Broomfield was a 19th-century British adventurer who made his own way.
I left Greencock by the sailing vessel Mary Ann in June 1868 to go to the Zambesi river to explore, shoot big game, and trade ivory or anything worth trading. I took muskets, powder, caps and lead, and a few lines of calico prints and blankets with me, as well as my own private rifles, guns, and revolvers.
By turns, he made his living as an ivory hunter, prospector, specimen collector, pioneer, pearl fisher and doctor of medicine. Also, we was always ready for a righteous fight. At one point in Africa he organized and lead a group of natives against a gang of Arab slave traders. He tracked the Arabs, who were driving their captured slaves ahead of them, for sixty miles.
It was near sundown when I took a steady shot at one of the bearded chaps, and a snap shot at another. … The scap was on now. After about five minutes my position was rushed, about twenty coast men and a bearded Arab leading. I baged him and one other. Fighting became a bit mixed. I stopped one in my leg and found myself sitting on the ant heap using my two cap and ball Colt revolvers.
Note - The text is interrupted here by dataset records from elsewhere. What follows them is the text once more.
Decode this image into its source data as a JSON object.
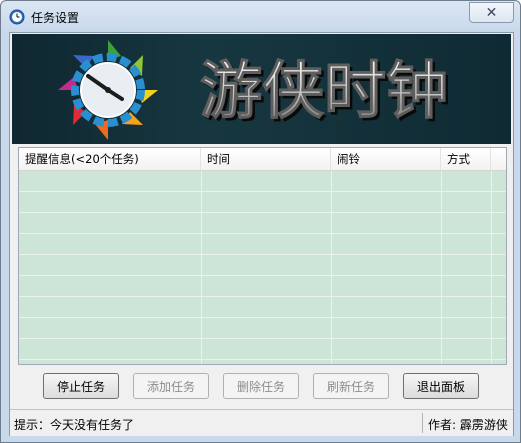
{
  "window": {
    "title": "任务设置",
    "close_glyph": "✕"
  },
  "banner": {
    "title": "游侠时钟",
    "logo_icon": "colorful-clock-icon"
  },
  "table": {
    "columns": [
      "提醒信息(<20个任务)",
      "时间",
      "闹铃",
      "方式"
    ],
    "rows": [],
    "row_color": "#cce5d6"
  },
  "buttons": {
    "stop": "停止任务",
    "add": "添加任务",
    "delete": "删除任务",
    "refresh": "刷新任务",
    "exit": "退出面板"
  },
  "status": {
    "hint": "提示：今天没有任务了",
    "author": "作者: 霹雳游侠"
  }
}
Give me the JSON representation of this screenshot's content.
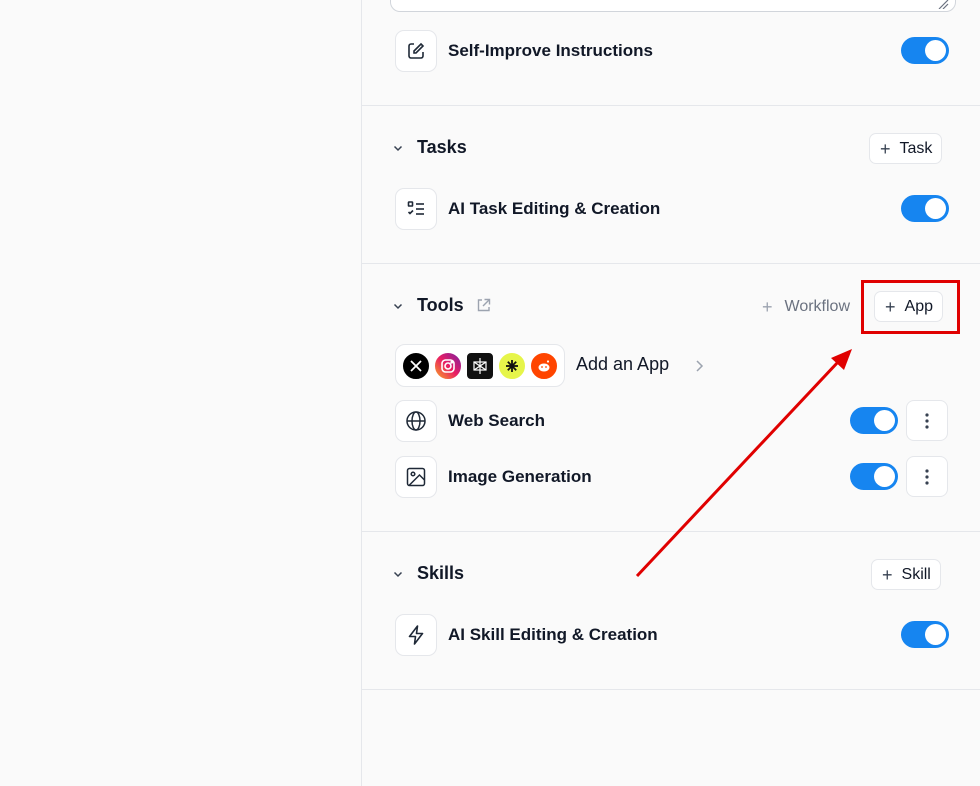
{
  "instructions": {
    "self_improve_label": "Self-Improve Instructions",
    "self_improve_enabled": true
  },
  "tasks": {
    "title": "Tasks",
    "add_label": "Task",
    "items": [
      {
        "label": "AI Task Editing & Creation",
        "enabled": true
      }
    ]
  },
  "tools": {
    "title": "Tools",
    "workflow_label": "Workflow",
    "add_app_button": "App",
    "add_an_app_label": "Add an App",
    "app_logos": [
      "x-logo-icon",
      "instagram-logo-icon",
      "perplexity-logo-icon",
      "yellow-app-logo-icon",
      "reddit-logo-icon"
    ],
    "items": [
      {
        "label": "Web Search",
        "enabled": true
      },
      {
        "label": "Image Generation",
        "enabled": true
      }
    ]
  },
  "skills": {
    "title": "Skills",
    "add_label": "Skill",
    "items": [
      {
        "label": "AI Skill Editing & Creation",
        "enabled": true
      }
    ]
  },
  "colors": {
    "toggle_on": "#1685f0",
    "annotation_red": "#e00000"
  }
}
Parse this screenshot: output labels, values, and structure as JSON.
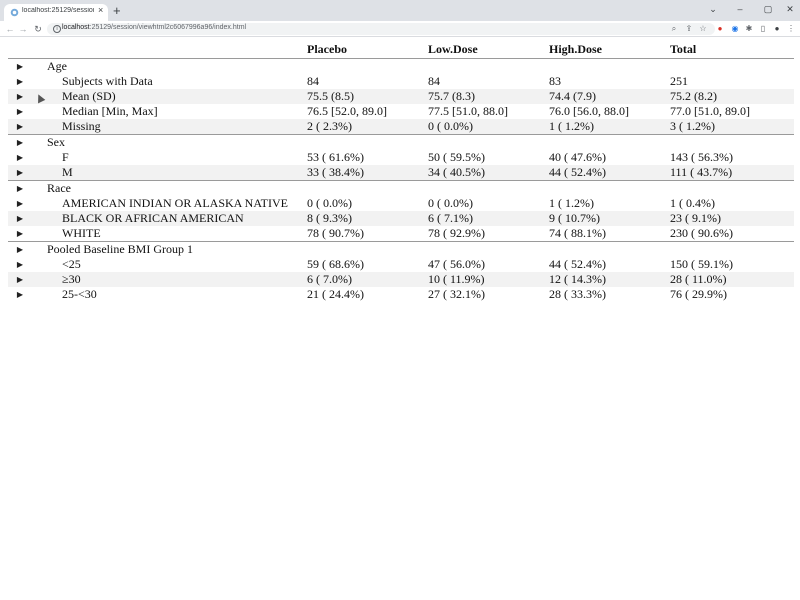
{
  "browser": {
    "tab_title": "localhost:25129/session/viewhtm",
    "tab_close": "×",
    "new_tab": "+",
    "url_host": "localhost",
    "url_path": ":25129/session/viewhtml2c6067996a96/index.html",
    "window_controls": [
      "⌄",
      "–",
      "▢",
      "✕"
    ]
  },
  "table": {
    "headers": [
      "",
      "Placebo",
      "Low.Dose",
      "High.Dose",
      "Total"
    ],
    "rows": [
      {
        "label": "Age",
        "level": 0,
        "group": true,
        "values": [
          "",
          "",
          "",
          ""
        ]
      },
      {
        "label": "Subjects with Data",
        "level": 1,
        "values": [
          "84",
          "84",
          "83",
          "251"
        ]
      },
      {
        "label": "Mean (SD)",
        "level": 1,
        "values": [
          "75.5 (8.5)",
          "75.7 (8.3)",
          "74.4 (7.9)",
          "75.2 (8.2)"
        ]
      },
      {
        "label": "Median [Min, Max]",
        "level": 1,
        "values": [
          "76.5 [52.0, 89.0]",
          "77.5 [51.0, 88.0]",
          "76.0 [56.0, 88.0]",
          "77.0 [51.0, 89.0]"
        ]
      },
      {
        "label": "Missing",
        "level": 1,
        "values": [
          "2 ( 2.3%)",
          "0 ( 0.0%)",
          "1 ( 1.2%)",
          "3 ( 1.2%)"
        ]
      },
      {
        "label": "Sex",
        "level": 0,
        "group": true,
        "values": [
          "",
          "",
          "",
          ""
        ]
      },
      {
        "label": "F",
        "level": 1,
        "values": [
          "53 ( 61.6%)",
          "50 ( 59.5%)",
          "40 ( 47.6%)",
          "143 ( 56.3%)"
        ]
      },
      {
        "label": "M",
        "level": 1,
        "values": [
          "33 ( 38.4%)",
          "34 ( 40.5%)",
          "44 ( 52.4%)",
          "111 ( 43.7%)"
        ]
      },
      {
        "label": "Race",
        "level": 0,
        "group": true,
        "values": [
          "",
          "",
          "",
          ""
        ]
      },
      {
        "label": "AMERICAN INDIAN OR ALASKA NATIVE",
        "level": 1,
        "values": [
          "0 ( 0.0%)",
          "0 ( 0.0%)",
          "1 ( 1.2%)",
          "1 ( 0.4%)"
        ]
      },
      {
        "label": "BLACK OR AFRICAN AMERICAN",
        "level": 1,
        "values": [
          "8 ( 9.3%)",
          "6 ( 7.1%)",
          "9 ( 10.7%)",
          "23 ( 9.1%)"
        ]
      },
      {
        "label": "WHITE",
        "level": 1,
        "values": [
          "78 ( 90.7%)",
          "78 ( 92.9%)",
          "74 ( 88.1%)",
          "230 ( 90.6%)"
        ]
      },
      {
        "label": "Pooled Baseline BMI Group 1",
        "level": 0,
        "group": true,
        "values": [
          "",
          "",
          "",
          ""
        ]
      },
      {
        "label": "<25",
        "level": 1,
        "values": [
          "59 ( 68.6%)",
          "47 ( 56.0%)",
          "44 ( 52.4%)",
          "150 ( 59.1%)"
        ]
      },
      {
        "label": "≥30",
        "level": 1,
        "values": [
          "6 ( 7.0%)",
          "10 ( 11.9%)",
          "12 ( 14.3%)",
          "28 ( 11.0%)"
        ]
      },
      {
        "label": "25-<30",
        "level": 1,
        "values": [
          "21 ( 24.4%)",
          "27 ( 32.1%)",
          "28 ( 33.3%)",
          "76 ( 29.9%)"
        ]
      }
    ]
  },
  "colors": {
    "tabstrip": "#dee1e6",
    "stripe": "#f2f2f2",
    "rule": "#9a9a9a"
  }
}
Broomfield’s military organization worked.
Our loss was forty-eight killed and seventy-one, including myself, wounded. The Arabs lost sixty-three killed, and seventeen slaves lost their lives: eleven women, two girls about twelve years of age, and four young children.
This book covers four of his wanderings: East Africa in 1868-1869 and again in 1872-1874, then on to Southern Asia and the Dutch East Indies in 1874-1875, and finally in New Guinea in 1875-1876.
The pace leaves us breathless. Like Sir Richard Burton and T. E. Lawrence, Broomfield had a eye (and a taste for) local culture that many thought improper at the time. We’re glad he dallied.